Bu ülkede liyakat esastır, diyebilmeliydim.
Herkese çalışmasının karşılığı ödenir, kimsenin emekleri boşa gitmez, çalışmayan maaşını işten kaçtığı kadar eksik alır, diyebilmeliydim.
Bu ülkede bir kişinin haklı problemi ve yakınması ortadan kalkmadan ve sorunu çözülmeden kimsenin içi rahat olmaz, kamu da toplum da tepki verir, diyebilmeliydim.
Davanı açınca, suç duyurunu yapınca, asla gözün arkada kalmaz, diyebilmeliydim.
Bu ülkede eğitim çok değerli ve başarı esastır, diyebilmeliydim.
Ülkede eğitime önem verilir, eğitim alan ciddiye ve dikkate alınır, sağlıklı eğitimci önemsenir ve sözüne kulak verilir, diyebilmeliydim.
Bu ülkede sağlığa çok değer verilir ve halk sağlığı üzerinde oyun ya da hile olmaz, diyebilmeliydim.
Bu ülkede İslam çatısı değil, insan ve diğer canlılar olmak üzere aynı çatı altında toplandık, diyebilmeliydim.
Cana, mala ve hürriyete gelen zarar ve tehlikeler ciddiye alınır, diyebilmeliydim.
Hele birisinin çocuğuna kasten zarar verilsin, hele ırza göz dikilsin, hele canlar bile isteye acımasızca yok edilsin, hele ormanlarımız yakılsın, ağaçlarımız yok edilsin, evlerin, iş yerlerinin kolonları kesilsin, ülkeye ihanet edilsin, bunu yapanlar idam edilir, gözünün yaşına bakılmaz, diyebilmeliydim.
Kimsen yoksa bile korkma, geride kalan herkes, devlet ve millet bunun hesabını sorar, diyebilmeliydim.
Hukuk sistemi o denli oturmuş ve sistem öyle bir çalışıyor ki, avukatlar çok güvenilir, yanlış yapanın da cezası verilir, barolar hakkıyla oluşturulur, baro kurul ve başkanlıkları seçimle değil, liyakatle iş başına gelir, diyebilmeliydim.
Ülkede hiçbir sınavda haksızlık yapılmaz, bir insan evladının, bir çocuğumuzun dahi kaderiyle ve rızkıyla oynanmaz, aksi durumda tüm zararları karşılanır ya da yapılan haksızlık karşısında kendisine yeniden hak tanınır, diyebilmeliydim.

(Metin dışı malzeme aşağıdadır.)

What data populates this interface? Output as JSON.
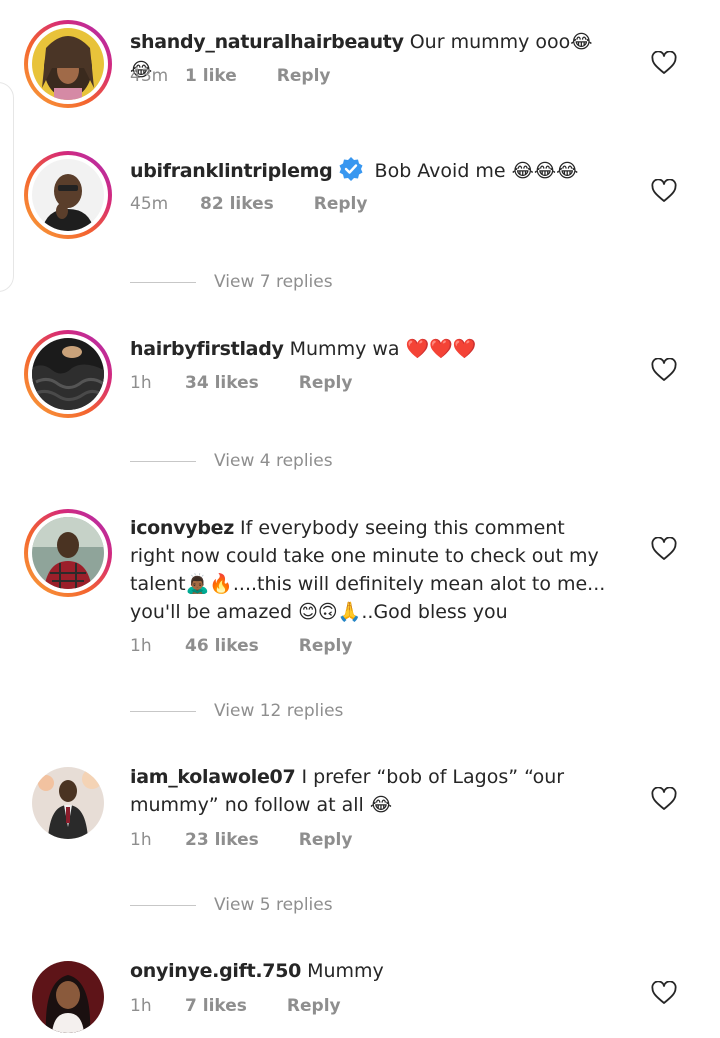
{
  "comments": [
    {
      "username": "shandy_naturalhairbeauty",
      "text": "Our mummy ooo",
      "emoji": "😂😂",
      "time": "43m",
      "likes": "1 like",
      "reply": "Reply"
    },
    {
      "username": "ubifranklintriplemg",
      "verified": true,
      "text": "Bob Avoid me",
      "emoji": "😂😂😂",
      "time": "45m",
      "likes": "82 likes",
      "reply": "Reply",
      "view_replies": "View 7 replies"
    },
    {
      "username": "hairbyfirstlady",
      "text": "Mummy wa",
      "emoji": "❤️❤️❤️",
      "time": "1h",
      "likes": "34 likes",
      "reply": "Reply",
      "view_replies": "View 4 replies"
    },
    {
      "username": "iconvybez",
      "text_part1": "If everybody seeing this comment right now could take one minute to check out my talent",
      "emoji_part1": "🙇🏾‍♂️🔥",
      "text_part2": "....this will definitely mean alot to me... you'll be amazed",
      "emoji_part2": "😊🙃🙏",
      "text_part3": "..God bless you",
      "time": "1h",
      "likes": "46 likes",
      "reply": "Reply",
      "view_replies": "View 12 replies"
    },
    {
      "username": "iam_kolawole07",
      "text": "I prefer “bob of Lagos” “our mummy” no follow at all",
      "emoji": "😂",
      "time": "1h",
      "likes": "23 likes",
      "reply": "Reply",
      "view_replies": "View 5 replies"
    },
    {
      "username": "onyinye.gift.750",
      "text": "Mummy",
      "time": "1h",
      "likes": "7 likes",
      "reply": "Reply"
    }
  ],
  "icons": {
    "like": "heart-outline-icon",
    "verified": "verified-badge-icon"
  },
  "colors": {
    "text": "#262626",
    "secondary": "#8e8e8e",
    "verified": "#3897f0",
    "story_ring_start": "#f9a53a",
    "story_ring_end": "#a62ec0"
  }
}
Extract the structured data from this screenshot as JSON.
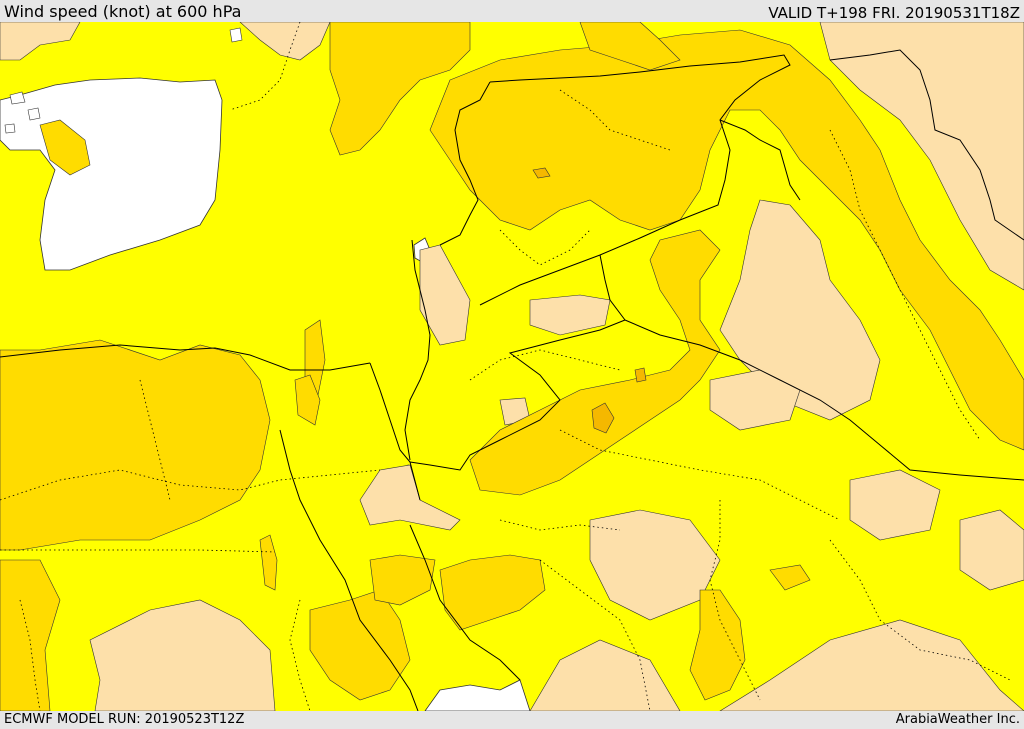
{
  "header": {
    "title": "Wind speed (knot) at 600 hPa",
    "valid": "VALID T+198 FRI. 20190531T18Z"
  },
  "footer": {
    "model_run": "ECMWF MODEL RUN: 20190523T12Z",
    "credit": "ArabiaWeather Inc."
  },
  "colors": {
    "sea": "#ffffff",
    "band_low": "#fde0aa",
    "band_mid": "#ffff00",
    "band_high": "#ffdc00",
    "band_peak": "#f5b800",
    "border": "#000000",
    "bar": "#e6e6e6"
  }
}
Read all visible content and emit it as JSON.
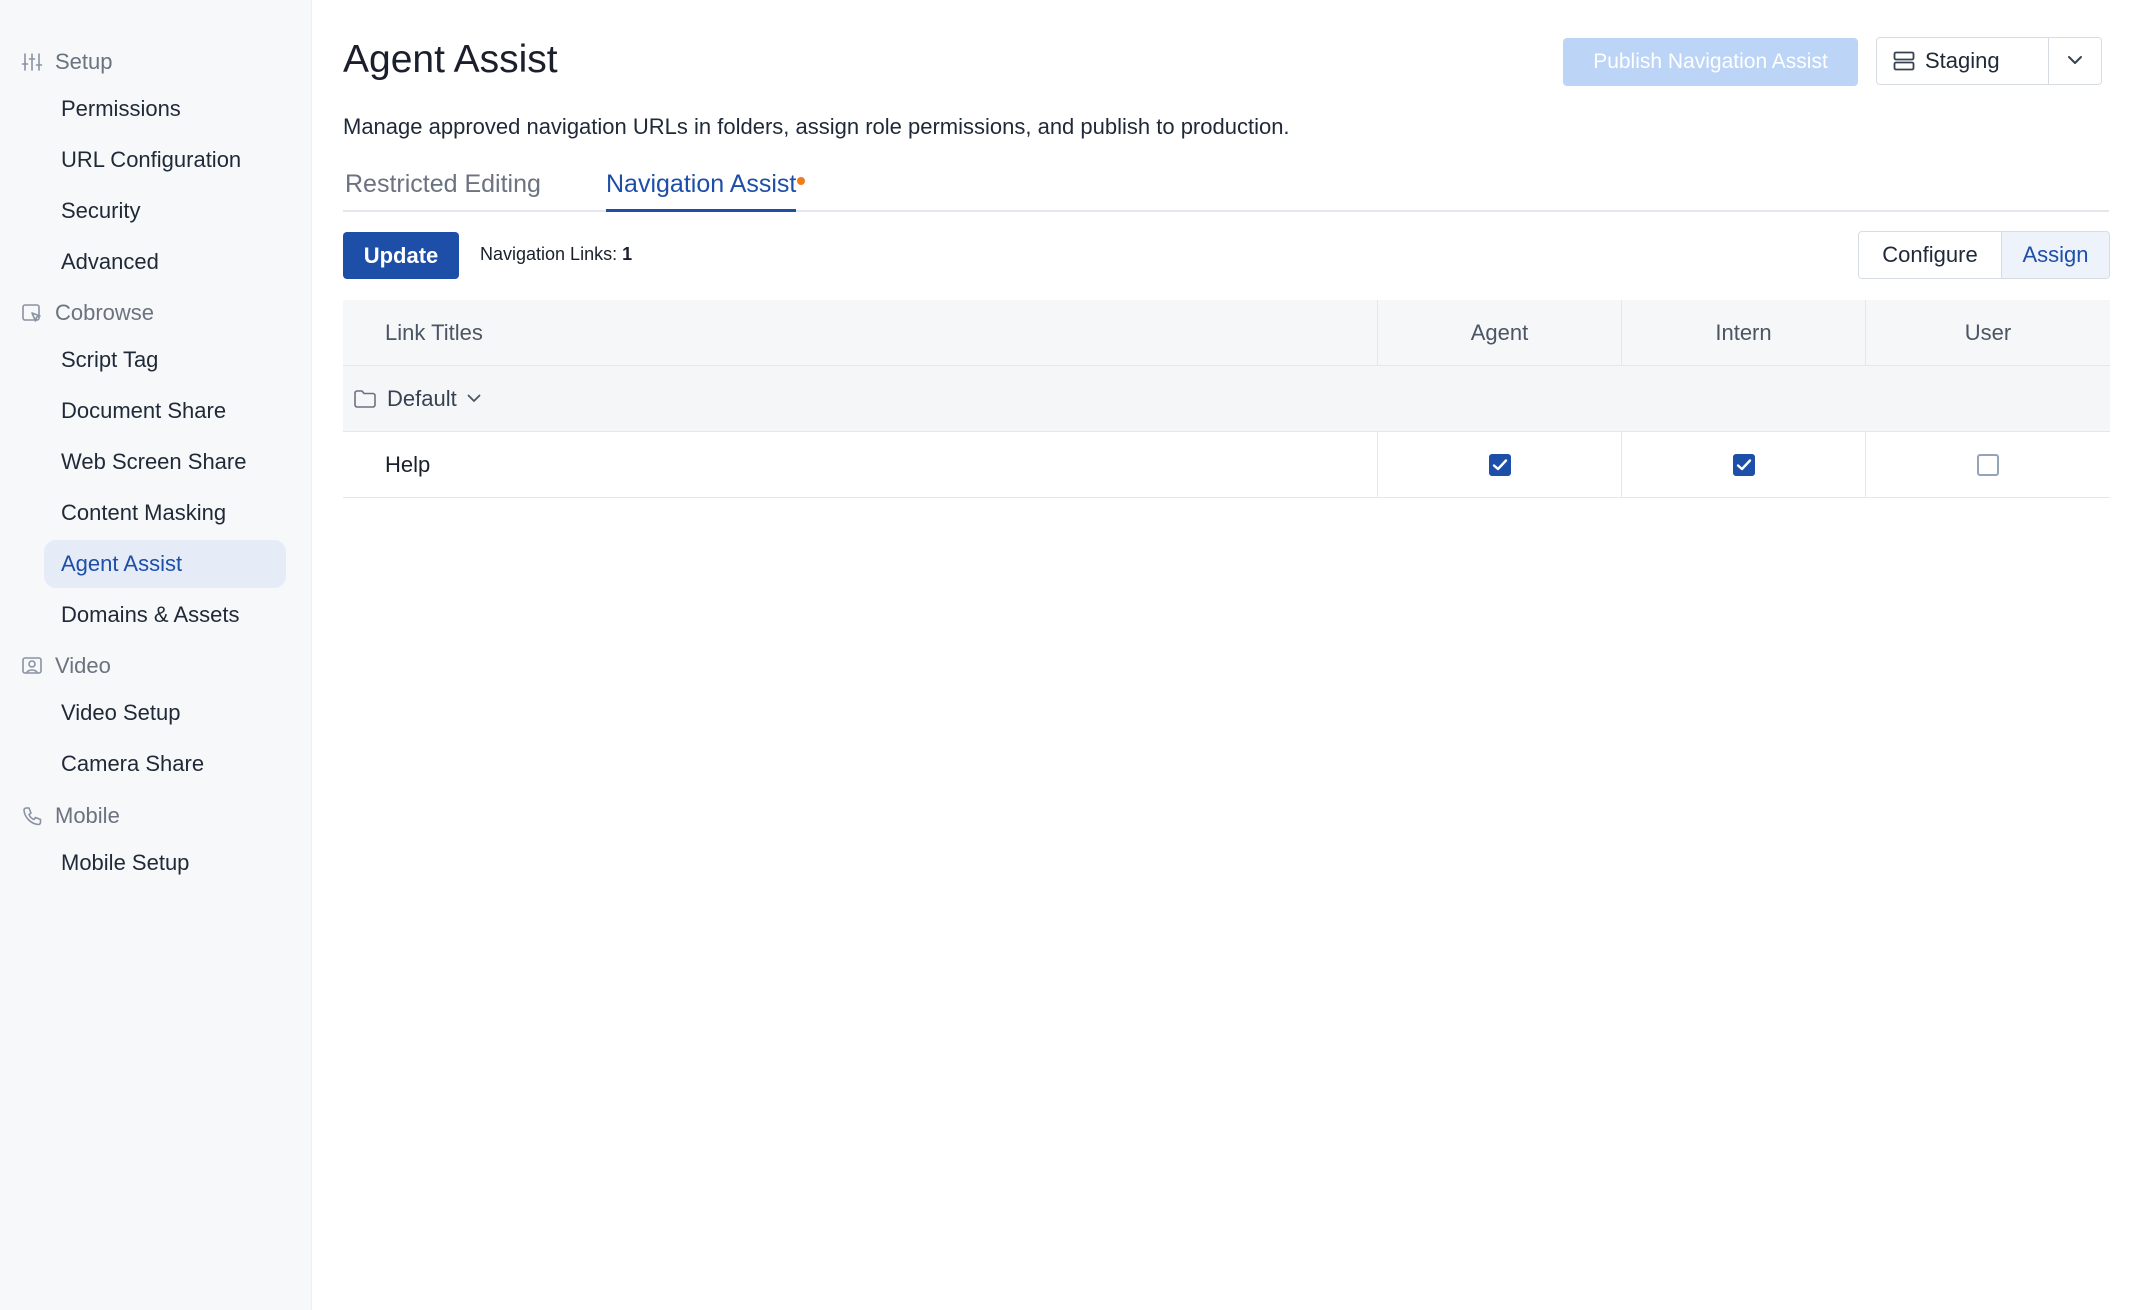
{
  "sidebar": {
    "sections": [
      {
        "label": "Setup",
        "icon": "sliders-icon",
        "items": [
          "Permissions",
          "URL Configuration",
          "Security",
          "Advanced"
        ]
      },
      {
        "label": "Cobrowse",
        "icon": "cobrowse-icon",
        "items": [
          "Script Tag",
          "Document Share",
          "Web Screen Share",
          "Content Masking",
          "Agent Assist",
          "Domains & Assets"
        ]
      },
      {
        "label": "Video",
        "icon": "video-icon",
        "items": [
          "Video Setup",
          "Camera Share"
        ]
      },
      {
        "label": "Mobile",
        "icon": "phone-icon",
        "items": [
          "Mobile Setup"
        ]
      }
    ],
    "active_item": "Agent Assist"
  },
  "header": {
    "title": "Agent Assist",
    "description": "Manage approved navigation URLs in folders, assign role permissions, and publish to production.",
    "publish_label": "Publish Navigation Assist",
    "environment": "Staging"
  },
  "tabs": [
    {
      "label": "Restricted Editing",
      "active": false
    },
    {
      "label": "Navigation Assist",
      "active": true,
      "has_unsaved_dot": true
    }
  ],
  "toolbar": {
    "update_label": "Update",
    "links_label": "Navigation Links:",
    "links_count": "1",
    "configure_label": "Configure",
    "assign_label": "Assign"
  },
  "table": {
    "columns": [
      "Link Titles",
      "Agent",
      "Intern",
      "User"
    ],
    "folder": "Default",
    "rows": [
      {
        "title": "Help",
        "agent": true,
        "intern": true,
        "user": false
      }
    ]
  },
  "colors": {
    "accent": "#1d4ea8",
    "publish_disabled": "#bcd4f6",
    "unsaved_dot": "#f07d1c"
  }
}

Hakimlik ve savcılık sınavlarında tekrar tekrar yazılıya gir, denilmez, yapılan usulsüzlükler ve yaşatılan mağduriyetler dikkate alınarak yalnızca mülakatı tekrarlanır, yazılı puanı saklı kalır, diyebilmeliydim.
Ülkemizde sokaklarda su, simit, mendil satan, ayakkabı boyayan, dilenen çocuk olmaz, devletimiz hemen olaya el koyar, o çocukları korur, onlara bu hayatı reva görenlerden de tüm bunların hesabını sorar, diyebilmeliydim.

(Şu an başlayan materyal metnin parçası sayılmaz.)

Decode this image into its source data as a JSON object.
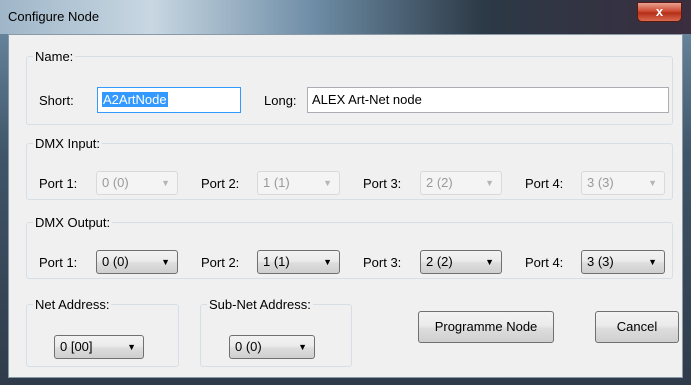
{
  "window": {
    "title": "Configure Node",
    "close_glyph": "x"
  },
  "name_group": {
    "legend": "Name:",
    "short_label": "Short:",
    "short_value": "A2ArtNode",
    "long_label": "Long:",
    "long_value": "ALEX Art-Net node"
  },
  "dmx_input": {
    "legend": "DMX Input:",
    "ports": [
      {
        "label": "Port 1:",
        "value": "0 (0)"
      },
      {
        "label": "Port 2:",
        "value": "1 (1)"
      },
      {
        "label": "Port 3:",
        "value": "2 (2)"
      },
      {
        "label": "Port 4:",
        "value": "3 (3)"
      }
    ]
  },
  "dmx_output": {
    "legend": "DMX Output:",
    "ports": [
      {
        "label": "Port 1:",
        "value": "0 (0)"
      },
      {
        "label": "Port 2:",
        "value": "1 (1)"
      },
      {
        "label": "Port 3:",
        "value": "2 (2)"
      },
      {
        "label": "Port 4:",
        "value": "3 (3)"
      }
    ]
  },
  "net_address": {
    "legend": "Net Address:",
    "value": "0 [00]"
  },
  "subnet_address": {
    "legend": "Sub-Net Address:",
    "value": "0 (0)"
  },
  "buttons": {
    "programme": "Programme Node",
    "cancel": "Cancel"
  },
  "icons": {
    "dropdown_arrow": "▼"
  }
}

Bizde siyasette yalan olmaz, siyasetçilerin her biri vatandaşa karşı duyarlı ve özverilidir, partiler arası yardımlaşma, dayanışma, ülkesel konularda birlik, beraberlik ve bütünleşme mevcut, ülke ve millet için gereği neyse yapılır, meclisimiz olaysız ve hassasiyeti yüksek kimselerle doludur, diyebilmeliydim.
Çocuklarımız, kadınlarımız, yaşlılarımız caddelerde, sokaklarda, yollarda ve diğer alanlarda kimse tarafından rahatsız edilmez, gidecekleri yere rahatça gidebilirler, ola ki aksi bir durum baş gösterdi, burada olay yalnızca bir kişinin zarar ya da mağduriyeti olarak görülmez, mevcut somut zararın yanı sıra tüm bireylerin sokağa çıkma hakkı tehlikede görülür ve bu uğurda tüm caydırıcı ve önleyici tedbirler alınır, diyebilmeliydim.

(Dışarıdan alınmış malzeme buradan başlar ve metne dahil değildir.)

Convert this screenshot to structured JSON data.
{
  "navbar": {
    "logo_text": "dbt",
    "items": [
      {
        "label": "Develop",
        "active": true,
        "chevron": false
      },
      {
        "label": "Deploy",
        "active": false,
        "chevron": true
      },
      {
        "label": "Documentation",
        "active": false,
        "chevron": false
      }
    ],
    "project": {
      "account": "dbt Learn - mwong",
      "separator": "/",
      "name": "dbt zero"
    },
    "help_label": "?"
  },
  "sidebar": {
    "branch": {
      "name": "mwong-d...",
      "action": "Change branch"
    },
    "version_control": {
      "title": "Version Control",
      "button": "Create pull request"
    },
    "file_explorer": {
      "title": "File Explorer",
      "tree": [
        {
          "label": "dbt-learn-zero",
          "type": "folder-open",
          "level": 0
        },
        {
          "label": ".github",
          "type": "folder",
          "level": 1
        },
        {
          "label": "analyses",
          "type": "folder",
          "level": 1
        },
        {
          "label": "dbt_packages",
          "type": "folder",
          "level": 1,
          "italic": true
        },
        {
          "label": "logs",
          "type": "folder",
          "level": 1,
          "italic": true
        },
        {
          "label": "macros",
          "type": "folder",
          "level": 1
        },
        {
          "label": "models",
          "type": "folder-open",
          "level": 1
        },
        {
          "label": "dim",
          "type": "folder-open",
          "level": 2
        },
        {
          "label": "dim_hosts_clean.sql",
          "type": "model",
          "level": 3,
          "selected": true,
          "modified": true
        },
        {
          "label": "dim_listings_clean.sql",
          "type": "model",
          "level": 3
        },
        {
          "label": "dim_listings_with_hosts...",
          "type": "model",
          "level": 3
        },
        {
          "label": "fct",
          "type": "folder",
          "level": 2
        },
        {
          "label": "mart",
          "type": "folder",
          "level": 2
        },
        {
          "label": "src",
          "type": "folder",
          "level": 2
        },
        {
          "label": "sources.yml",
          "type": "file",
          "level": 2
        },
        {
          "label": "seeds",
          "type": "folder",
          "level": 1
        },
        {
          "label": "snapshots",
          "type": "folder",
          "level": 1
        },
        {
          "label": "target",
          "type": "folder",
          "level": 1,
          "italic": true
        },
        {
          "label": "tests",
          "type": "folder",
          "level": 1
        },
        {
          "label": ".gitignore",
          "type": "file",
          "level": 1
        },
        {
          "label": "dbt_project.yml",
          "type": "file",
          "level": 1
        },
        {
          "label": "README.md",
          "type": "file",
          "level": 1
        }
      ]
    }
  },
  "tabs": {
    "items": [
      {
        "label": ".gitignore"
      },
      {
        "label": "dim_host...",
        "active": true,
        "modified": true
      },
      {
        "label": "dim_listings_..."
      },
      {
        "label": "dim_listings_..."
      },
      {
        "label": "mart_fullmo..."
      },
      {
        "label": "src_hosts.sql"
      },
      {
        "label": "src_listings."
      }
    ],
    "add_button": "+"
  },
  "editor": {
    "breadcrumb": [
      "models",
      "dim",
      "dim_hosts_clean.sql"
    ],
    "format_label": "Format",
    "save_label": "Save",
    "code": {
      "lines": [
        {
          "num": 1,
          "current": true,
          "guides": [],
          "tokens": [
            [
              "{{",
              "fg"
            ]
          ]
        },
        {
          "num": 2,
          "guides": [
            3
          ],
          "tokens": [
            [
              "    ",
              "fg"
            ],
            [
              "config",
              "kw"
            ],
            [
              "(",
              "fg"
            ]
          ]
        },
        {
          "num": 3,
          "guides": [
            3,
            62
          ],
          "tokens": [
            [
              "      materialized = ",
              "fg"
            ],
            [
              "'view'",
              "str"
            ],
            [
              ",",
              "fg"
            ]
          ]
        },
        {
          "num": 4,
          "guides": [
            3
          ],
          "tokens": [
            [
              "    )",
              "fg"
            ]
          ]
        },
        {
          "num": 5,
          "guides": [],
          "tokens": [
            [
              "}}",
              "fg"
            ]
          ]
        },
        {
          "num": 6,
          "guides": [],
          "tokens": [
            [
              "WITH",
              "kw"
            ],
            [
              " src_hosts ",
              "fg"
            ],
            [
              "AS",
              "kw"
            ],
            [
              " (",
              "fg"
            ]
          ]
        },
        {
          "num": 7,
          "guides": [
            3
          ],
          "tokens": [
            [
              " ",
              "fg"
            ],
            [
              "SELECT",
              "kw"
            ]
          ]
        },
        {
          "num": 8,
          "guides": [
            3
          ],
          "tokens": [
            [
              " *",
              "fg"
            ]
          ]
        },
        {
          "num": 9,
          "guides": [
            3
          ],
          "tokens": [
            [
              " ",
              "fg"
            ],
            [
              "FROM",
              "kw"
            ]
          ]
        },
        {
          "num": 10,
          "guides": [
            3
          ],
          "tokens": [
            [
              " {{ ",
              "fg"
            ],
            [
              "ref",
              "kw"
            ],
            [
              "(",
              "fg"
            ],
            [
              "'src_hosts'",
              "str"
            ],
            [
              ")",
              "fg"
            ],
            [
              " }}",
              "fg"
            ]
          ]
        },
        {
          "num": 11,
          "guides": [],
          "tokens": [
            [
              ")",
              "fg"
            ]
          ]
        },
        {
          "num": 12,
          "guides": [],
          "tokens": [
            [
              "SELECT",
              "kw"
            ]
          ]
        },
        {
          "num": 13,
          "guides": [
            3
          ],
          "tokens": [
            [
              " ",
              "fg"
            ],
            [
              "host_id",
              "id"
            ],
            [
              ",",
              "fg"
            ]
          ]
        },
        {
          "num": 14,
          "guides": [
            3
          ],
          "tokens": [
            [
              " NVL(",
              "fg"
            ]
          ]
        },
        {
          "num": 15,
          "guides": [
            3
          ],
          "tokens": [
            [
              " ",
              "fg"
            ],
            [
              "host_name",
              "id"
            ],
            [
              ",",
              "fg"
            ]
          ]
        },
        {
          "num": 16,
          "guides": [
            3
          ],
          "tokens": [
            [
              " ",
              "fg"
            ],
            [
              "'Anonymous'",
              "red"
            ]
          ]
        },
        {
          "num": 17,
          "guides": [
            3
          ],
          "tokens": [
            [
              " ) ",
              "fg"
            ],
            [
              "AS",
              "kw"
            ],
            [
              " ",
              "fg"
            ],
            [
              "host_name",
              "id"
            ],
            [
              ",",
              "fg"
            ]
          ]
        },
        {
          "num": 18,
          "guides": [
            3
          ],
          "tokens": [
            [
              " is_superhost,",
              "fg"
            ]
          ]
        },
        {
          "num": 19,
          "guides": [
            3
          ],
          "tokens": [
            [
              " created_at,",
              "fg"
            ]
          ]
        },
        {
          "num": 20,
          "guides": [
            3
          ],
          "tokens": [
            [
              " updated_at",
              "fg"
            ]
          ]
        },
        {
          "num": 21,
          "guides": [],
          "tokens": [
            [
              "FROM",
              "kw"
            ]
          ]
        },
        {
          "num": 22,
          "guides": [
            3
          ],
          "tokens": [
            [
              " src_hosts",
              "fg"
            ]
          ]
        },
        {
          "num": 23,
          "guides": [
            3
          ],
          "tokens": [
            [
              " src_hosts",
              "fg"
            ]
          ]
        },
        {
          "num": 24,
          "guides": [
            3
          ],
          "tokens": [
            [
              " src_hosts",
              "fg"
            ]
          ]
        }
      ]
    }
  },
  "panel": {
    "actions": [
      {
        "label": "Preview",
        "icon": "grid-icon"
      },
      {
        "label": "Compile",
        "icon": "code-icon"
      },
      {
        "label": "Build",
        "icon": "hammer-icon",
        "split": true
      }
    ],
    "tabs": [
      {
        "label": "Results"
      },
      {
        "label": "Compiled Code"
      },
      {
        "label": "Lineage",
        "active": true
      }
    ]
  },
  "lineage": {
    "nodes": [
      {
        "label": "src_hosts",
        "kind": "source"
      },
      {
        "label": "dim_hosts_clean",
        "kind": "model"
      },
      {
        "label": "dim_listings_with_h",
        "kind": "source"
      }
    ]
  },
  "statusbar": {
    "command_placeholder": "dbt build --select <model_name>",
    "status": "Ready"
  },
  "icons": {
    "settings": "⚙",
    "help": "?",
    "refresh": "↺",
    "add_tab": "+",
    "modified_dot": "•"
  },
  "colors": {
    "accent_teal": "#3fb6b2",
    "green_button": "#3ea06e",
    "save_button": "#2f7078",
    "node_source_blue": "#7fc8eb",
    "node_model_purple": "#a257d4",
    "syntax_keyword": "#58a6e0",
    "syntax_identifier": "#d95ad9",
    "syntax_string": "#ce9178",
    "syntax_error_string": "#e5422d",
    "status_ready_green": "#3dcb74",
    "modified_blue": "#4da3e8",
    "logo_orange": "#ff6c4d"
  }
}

Bizim ülkede kapılar torpille ve kayırmacılıkla değil; bilgi, deneyim, başarı, liyakât, iyi niyet, vicdan, doğruluk ve dürüstlük gibi erdem, duruş ve somut verilerle açılır, diyebilmeliydim.
Yöneticiler halkı yalnız ve kimsesiz bırakmaz, siyaseti başaramadılar mı halktan özür dileyerek çekilmesini de bilirler, illa ki tepede kalacağım diye halkı karşısına almazlar, kendi ego ve menfaatlerinden önce halkın sağlığı, birliği, beraberliği, bütünlüğü, ülkenin bekası, vatandaşın mutluluğu gelir, ülkesel menfaatler gelir, diyebilmeliydim.
Ülkeye ihanet eden affedilmez, kamu kurumlarında barındırılmaz, sıklıkla ve ansızın teftiş ve denetimler olur, şikayetler hasıraltı yapılmaz, dosyaların kapatılması için usulsüz delil, gerekçe ve bahaneler üretilmez, diyebilmeliydim.
Ama ben canım güzelim ülkemde bunları diyemiyorum. Ve bundan dolayı da içim kan ağlıyor. Neden mi? Nedenleri çok açık.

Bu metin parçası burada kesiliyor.